Dans le cadre du projet européen baptisé Scoop, les deux entreprises travaillent ensemble pour façonner le véhicule autonome en intégrant les infrastructures, en connectant les véhicules entre eux et à l’infrastructure (V2X). Une expérimentation est réalisée en France, avec les prototypes autonomes mis au point par Renault. Elle sera prochainement étendue à d'autres pays.

Une opération aussi simple que de passer une barrière de péage ou une zone de travaux représente un défi majeur pour les véhicules autonomes dans le cadre d’un trajet continu « eyes off/hands off ».

Dès juin 2016, les deux partenaires ont lancé un projet pilote en Normandie, sur l'autoroute A13, afin d’étudier le comportement des Renault autonomes à l’approche des barrières de péage et des zones de travaux dotées de l’infrastructure connectée (V2X) développée par le groupe Sanef. Ce test continuera jusqu’au milieu de l’année 2018.

Comment l'infrastructure et le véhicule dialoguent


Le véhicule reçoit l’information de l’infrastructure environ un kilomètre avant le péage pour accéder à une file accessible, compatible avec les véhicules autonomes. Avant d’arriver sur la zone, le véhicule anticipera sa position et adaptera sa vitesse en réduisant son allure grâce aux panneaux de signalisation.

S’approcher de la barrière de péage est un point crucial avec l’absence de marquage au sol.

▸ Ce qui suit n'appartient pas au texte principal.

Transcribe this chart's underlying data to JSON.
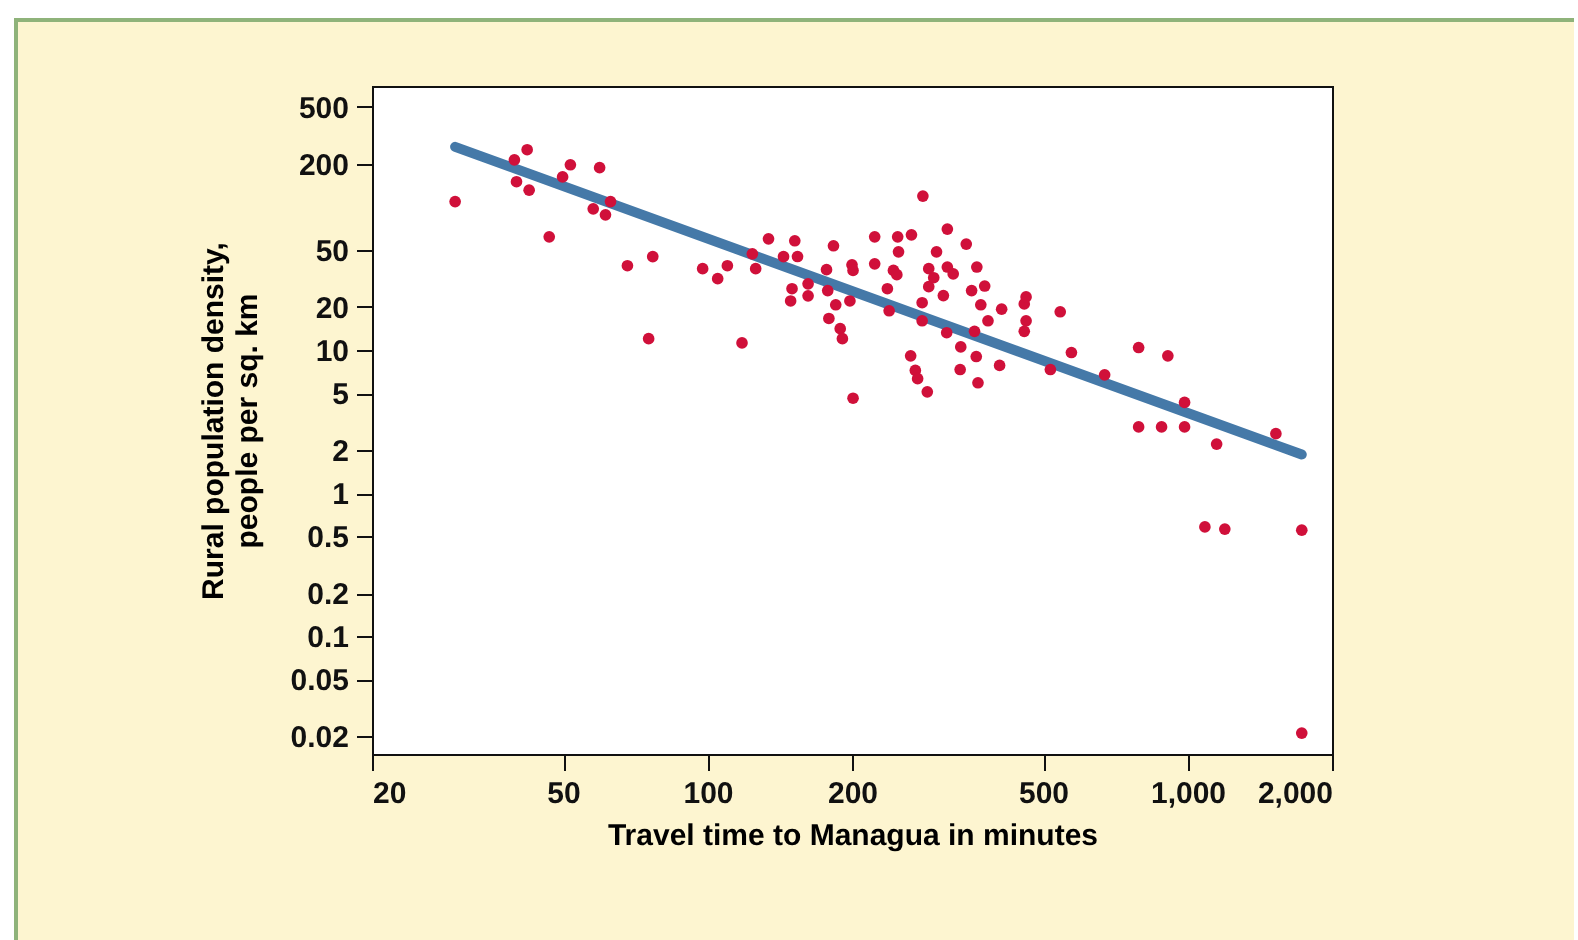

Pour assurer le guidage, le véhicule autonome de Renault utilise des lignes virtuelles dérivées d’une carte haute définition des lieux.

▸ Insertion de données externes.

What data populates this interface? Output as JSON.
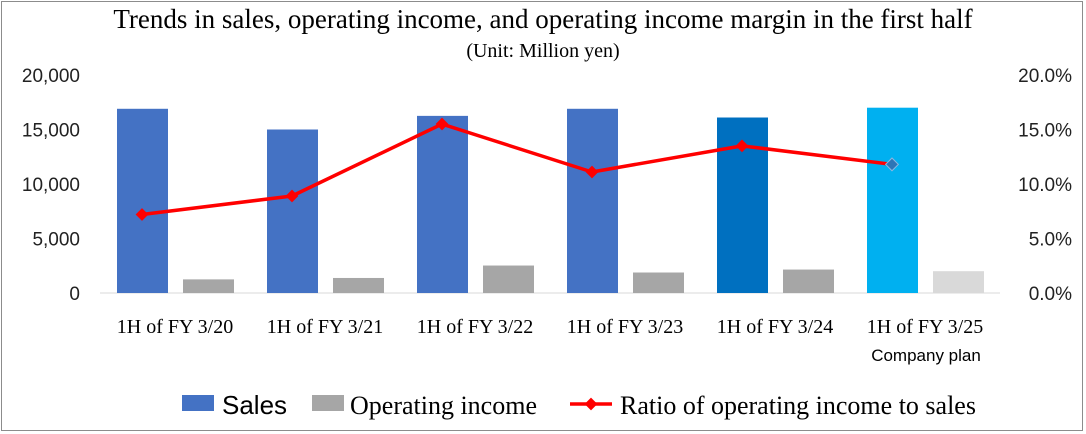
{
  "chart_data": {
    "type": "bar",
    "title": "Trends in sales, operating income, and operating income margin in the first half",
    "subtitle": "(Unit: Million yen)",
    "categories": [
      "1H of FY 3/20",
      "1H of FY 3/21",
      "1H of FY 3/22",
      "1H of FY 3/23",
      "1H of FY 3/24",
      "1H of FY 3/25"
    ],
    "category_notes": [
      "",
      "",
      "",
      "",
      "",
      "Company plan"
    ],
    "series": [
      {
        "name": "Sales",
        "kind": "bar",
        "axis": "left",
        "color": "#4472c4",
        "point_colors": [
          "#4472c4",
          "#4472c4",
          "#4472c4",
          "#4472c4",
          "#0070c0",
          "#00b0f0"
        ],
        "values": [
          16900,
          15000,
          16250,
          16900,
          16100,
          17000
        ]
      },
      {
        "name": "Operating income",
        "kind": "bar",
        "axis": "left",
        "color": "#a6a6a6",
        "point_colors": [
          "#a6a6a6",
          "#a6a6a6",
          "#a6a6a6",
          "#a6a6a6",
          "#a6a6a6",
          "#d9d9d9"
        ],
        "values": [
          1250,
          1380,
          2520,
          1880,
          2150,
          2000
        ]
      },
      {
        "name": "Ratio of operating income to sales",
        "kind": "line",
        "axis": "right",
        "color": "#ff0000",
        "last_point_color": "#2e75b6",
        "values": [
          7.2,
          8.9,
          15.5,
          11.1,
          13.5,
          11.8
        ]
      }
    ],
    "y_left": {
      "min": 0,
      "max": 20000,
      "ticks": [
        "0",
        "5,000",
        "10,000",
        "15,000",
        "20,000"
      ]
    },
    "y_right": {
      "min": 0,
      "max": 20,
      "ticks": [
        "0.0%",
        "5.0%",
        "10.0%",
        "15.0%",
        "20.0%"
      ]
    },
    "grid": false,
    "legend": "bottom"
  }
}
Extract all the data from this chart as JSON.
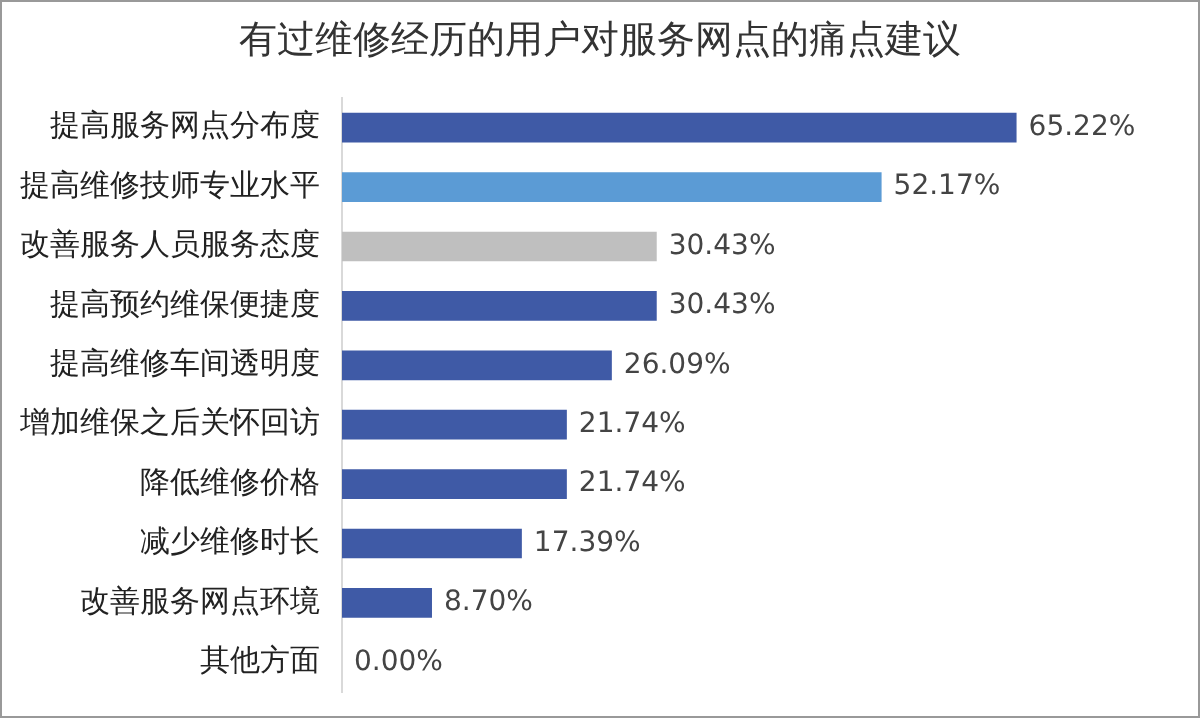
{
  "chart_data": {
    "type": "bar",
    "orientation": "horizontal",
    "title": "有过维修经历的用户对服务网点的痛点建议",
    "categories": [
      "提高服务网点分布度",
      "提高维修技师专业水平",
      "改善服务人员服务态度",
      "提高预约维保便捷度",
      "提高维修车间透明度",
      "增加维保之后关怀回访",
      "降低维修价格",
      "减少维修时长",
      "改善服务网点环境",
      "其他方面"
    ],
    "values": [
      65.22,
      52.17,
      30.43,
      30.43,
      26.09,
      21.74,
      21.74,
      17.39,
      8.7,
      0.0
    ],
    "colors": [
      "#3f5aa6",
      "#5b9bd5",
      "#bfbfbf",
      "#3f5aa6",
      "#3f5aa6",
      "#3f5aa6",
      "#3f5aa6",
      "#3f5aa6",
      "#3f5aa6",
      "#3f5aa6"
    ],
    "value_labels": [
      "65.22%",
      "52.17%",
      "30.43%",
      "30.43%",
      "26.09%",
      "21.74%",
      "21.74%",
      "17.39%",
      "8.70%",
      "0.00%"
    ],
    "legend": false
  }
}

L’accès à la voie dédiée se fait à une vitesse inférieure à 30 km/h, tandis que les capteurs maintiennent le véhicule au centre de sa file.

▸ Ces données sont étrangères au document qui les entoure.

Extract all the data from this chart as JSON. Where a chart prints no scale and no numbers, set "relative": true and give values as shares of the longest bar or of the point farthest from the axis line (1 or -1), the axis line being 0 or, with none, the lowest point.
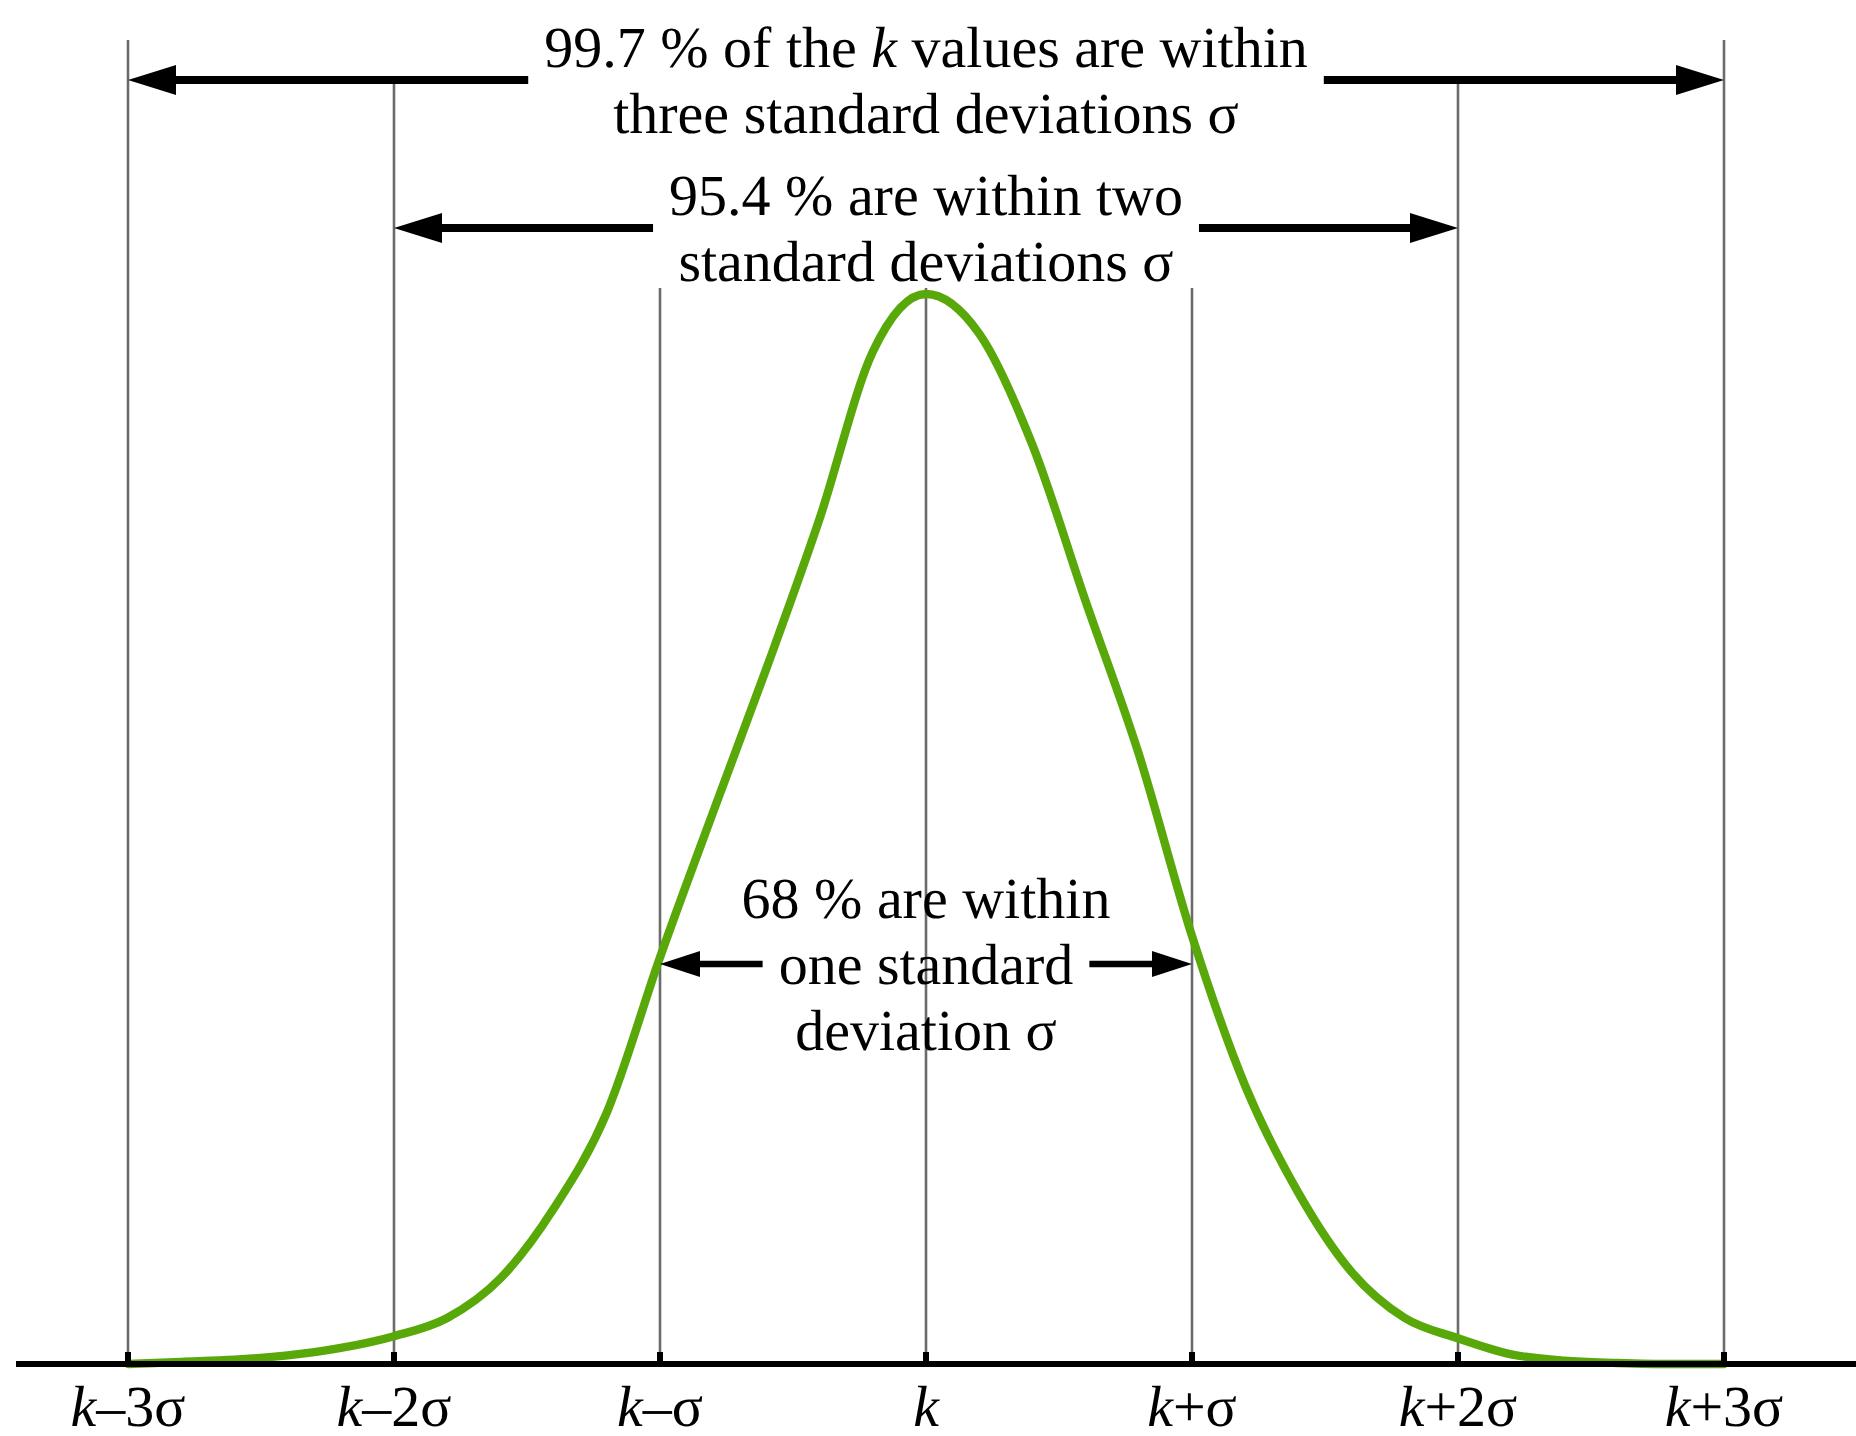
{
  "chart_data": {
    "type": "line",
    "categories": [
      "k–3σ",
      null,
      null,
      null,
      null,
      "k–2σ",
      null,
      null,
      null,
      null,
      "k–σ",
      null,
      null,
      null,
      null,
      "k",
      null,
      null,
      null,
      null,
      "k+σ",
      null,
      null,
      null,
      null,
      "k+2σ",
      null,
      null,
      null,
      null,
      "k+3σ"
    ],
    "series": [
      {
        "color": "#58a80a",
        "values": [
          0,
          0.002,
          0.004,
          0.008,
          0.015,
          0.026,
          0.043,
          0.08,
          0.145,
          0.235,
          0.38,
          0.516,
          0.65,
          0.79,
          0.946,
          1,
          0.963,
          0.859,
          0.713,
          0.57,
          0.4,
          0.26,
          0.16,
          0.086,
          0.043,
          0.024,
          0.009,
          0.003,
          0.001,
          0,
          0
        ]
      }
    ],
    "relative": true,
    "grid": "x",
    "tick_labels": "x",
    "line_style": "solid",
    "annotations": [
      "99.7 % of the k values are within\nthree standard deviations σ",
      "95.4 % are within two\nstandard deviations σ",
      "68 % are within\none standard\ndeviation σ"
    ]
  }
}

Durant la phase d’accélération, le même système de voie virtuelle est utilisé. Évidemment, le véhicule est également capable de détecter les autres automobiles et adapte son comportement et sa trajectoire en conséquence. Dès que le marquage au sol est restauré, le véhicule autonome de Renault peut continuer son trajet normalement.

Dialogue en wifi sur plus de 100 mètres


Dans le cadre du projet européen Scoop, Renault et le groupe Sanef collaborent avec d'autres partenaires de l'industrie pour effectuer des tests grandeur nature sur des équipements permettant à l'infrastructure routière de communiquer avec les véhicules et aux véhicules de communiquer les uns avec les autres.

Un système wifi courte portée (ITS G5) autorise des échanges de longues distances (plusieurs centaines de mètres). Ces tests ont lieu sur différents sites en France. Des unités de communication sont installées aux abords des routes et permettent l’échange d’informations avec l’équipement à bord du véhicule.

Qui est le groupe Sanef


Le groupe Sanef est un concessionnaire autoroutier, le seul « pure player » en France, filiale d'Abertis, qui se présente comme le leader mondial des concessions d'autoroutes.

Il a développé le péage électronique et le déploiement de recharge rapide pour véhicules électriques. Le groupe Sanef exploite des autoroutes principalement en Normandie et dans le Nord et l’Est de la France.

Le groupe Renault multiple les partenariats et les prises de participations en vue de développer les futurs véhicules autonomes. La dernière opération en date est la création d'une entreprise commune avec la société Oktal.